La Belgique réussit moins bien que d’autres pays à diriger les travailleurs non professionnels (ni employés ni demandeurs d’emploi) vers le marché du travail. En 2022, la Suède comptait près de 21,6 % de personnes inactives travaillant ou cherchant un emploi, soit près du double de la Belgique (11,6 %).

VAN ASSCHE. “La Belgique obtient de très mauvais résultats. Entre-temps, nous avons 300.000 chômeurs, mais plus de 500.000 malades de longue durée, qui font partie des inactifs. Nous sommes dans la même situation que les Pays-Bas il y a 30 ans. L’accent doit être mis sur les malades de longue durée. Nous devons les aider à sortir de cette situation. Le gouvernement fédéral envisage de  pénaliser les entreprises qui comptent trop de malades de longue durée par rapport à la moyenne du secteur, et certaines prestations pourraient être réduites. Il y a un certain équilibre dans tout cela, mais cela ne suffira pas. Il s’agit de contrôler les symptômes. L’Unizo préconise une politique préventive, afin que les gens n’abandonnent pas si rapidement. Et s’ils tombent malades pour une longue période, il faut les contacter suffisamment tôt pour éviter une perte d’emploi permanente. C’est là que le VDAB (ou le Forem en Wallonie ou Actiris à Bruxelles, ndlr) a un rôle à jouer”.

Les pièges du chômage sont toujours présents. Les travailleurs, qui passent des allocations de chômage à un salaire relativement bas, voient souvent 90 % de leurs revenus supplémentaires taxés. Quelle est votre solution ?

VAN ASSCHE. “La différence financière entre travailler et ne pas travailler est souvent trop faible. La prime à l’emploi en Flandre et l’augmentation du salaire minimum n’ont pas, ou peu contribué, à réduire le piège du chômage.

“En vue des élections de 2024, Unizo a formulé des propositions. L’écart entre le coût salarial pour un employeur et le salaire net pour un employé doit être réduit.
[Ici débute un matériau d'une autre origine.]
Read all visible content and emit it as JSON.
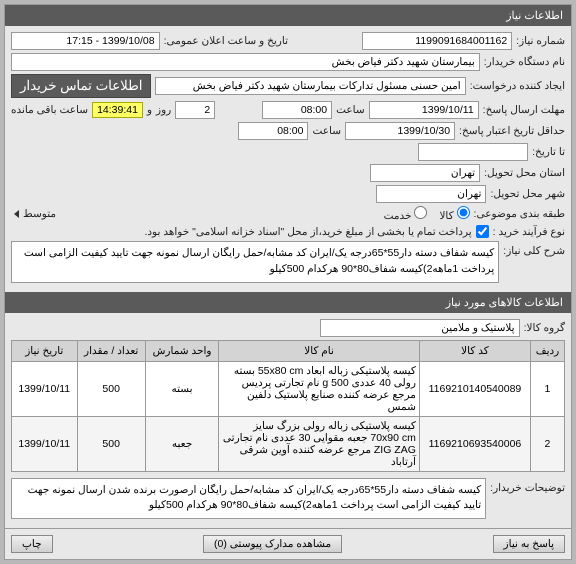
{
  "sections": {
    "info_header": "اطلاعات نیاز",
    "items_header": "اطلاعات کالاهای مورد نیاز"
  },
  "labels": {
    "req_no": "شماره نیاز:",
    "org_name": "نام دستگاه خریدار:",
    "creator": "ایجاد کننده درخواست:",
    "deadline_send": "مهلت ارسال پاسخ:",
    "deadline_valid": "حداقل تاریخ اعتبار پاسخ:",
    "until": "تا تاریخ:",
    "delivery_state": "استان محل تحویل:",
    "delivery_city": "شهر محل تحویل:",
    "budget_type": "طبقه بندی موضوعی:",
    "process_type": "نوع فرآیند خرید :",
    "main_desc": "شرح کلی نیاز:",
    "item_group": "گروه کالا:",
    "extra_desc": "توضیحات خریدار:",
    "public_date": "تاریخ و ساعت اعلان عمومی:",
    "contact_btn": "اطلاعات تماس خریدار",
    "hour": "ساعت",
    "and": "و",
    "day": "روز",
    "remaining": "ساعت باقی مانده",
    "goods": "کالا",
    "service": "خدمت",
    "average": "متوسط",
    "attachments_btn": "مشاهده مدارک پیوستی (0)",
    "reply_btn": "پاسخ به نیاز",
    "print_btn": "چاپ"
  },
  "values": {
    "req_no": "1199091684001162",
    "org_name": "بیمارستان شهید دکتر فیاض بخش",
    "creator": "امین حسنی مسئول تدارکات بیمارستان شهید دکتر فیاض بخش",
    "public_date": "1399/10/08 - 17:15",
    "deadline_date": "1399/10/11",
    "deadline_time": "08:00",
    "countdown_days": "2",
    "countdown_time": "14:39:41",
    "valid_date": "1399/10/30",
    "valid_time": "08:00",
    "delivery_state": "تهران",
    "delivery_city": "تهران",
    "process_note": "پرداخت تمام یا بخشی از مبلغ خرید،از محل \"اسناد خزانه اسلامی\" خواهد بود.",
    "main_desc": "کیسه شفاف دسته دار55*65درجه یک/ایران کد مشابه/حمل رایگان ارسال نمونه جهت تایید کیفیت الزامی است پرداخت 1ماهه2)کیسه شفاف80*90 هرکدام 500کیلو",
    "item_group": "پلاستیک و ملامین",
    "extra_desc": "کیسه شفاف دسته دار55*65درجه یک/ایران کد مشابه/حمل رایگان ارصورت برنده شدن ارسال نمونه جهت تایید کیفیت الزامی است پرداخت 1ماهه2)کیسه شفاف80*90 هرکدام 500کیلو"
  },
  "table": {
    "columns": [
      "ردیف",
      "کد کالا",
      "نام کالا",
      "واحد شمارش",
      "تعداد / مقدار",
      "تاریخ نیاز"
    ],
    "rows": [
      [
        "1",
        "1169210140540089",
        "کیسه پلاستیکی زباله ابعاد 55x80 cm بسته رولی 40 عددی 500 g نام تجارتی پردیس مرجع عرضه کننده صنایع پلاستیک دلفین شمس",
        "بسته",
        "500",
        "1399/10/11"
      ],
      [
        "2",
        "1169210693540006",
        "کیسه پلاستیکی زباله رولی بزرگ سایز 70x90 cm جعبه مقوایی 30 عددی نام تجارتی ZIG ZAG مرجع عرضه کننده آوین شرقی آرتاباد",
        "جعبه",
        "500",
        "1399/10/11"
      ]
    ]
  },
  "colors": {
    "header_bg": "#5a5a5a",
    "countdown_bg": "#ffff66",
    "panel_bg": "#e8e8e8"
  }
}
Limiter donc la progressivité de l’impôt des personnes physiques, d’une part en augmentant la franchise d’impôt, ce qui réduit la charge fiscale sur les revenus du travail, et d’autre part en élargissant les tranches d’imposition, ce qui réduit la charge fiscale sur les revenus moyens. La durée des allocations de chômage devrait dépendre du nombre d’années travaillées, avec un maximum de deux ans. Les allocations de chômage illimitées restent un obstacle”.

Votre étude montre que la part des travailleurs, qui travaillent parfois ou toujours dans des flexi-jobs, est passée de 26 à 32 %. La Belgique se situe donc dans la moyenne. Une bonne nouvelle ?

VAN ASSCHE. “Je vois une compensation après le covid, avec plus de travail pour les étudiants, plus de Belges qui travaillent le soir et un nombre croissant de personnes qui ont un emploi flexible. Nous sommes particulièrement satisfaits que le gouvernement fédéral ait augmenté le nombre de secteurs qui peuvent faire appel à des flexi-jobbeurs. Pour certains secteurs, c’était vraiment nécessaire. Le fait que des conditions plus strictes y soient rattachées est moins agréable. Il est compréhensible que les personnes qui occupent des emplois flexibles soient désormais rémunérées selon le barème minimum du secteur. L’augmentation des cotisations patronales de 25 à 28 % est plus problématique. Pour un travailleur ordinaire, c’est 25 %. Si le gouvernement voulait une cotisation plus élevée, il aurait tout aussi bien pu imposer aux employeurs une cotisation de solidarité de 3 %.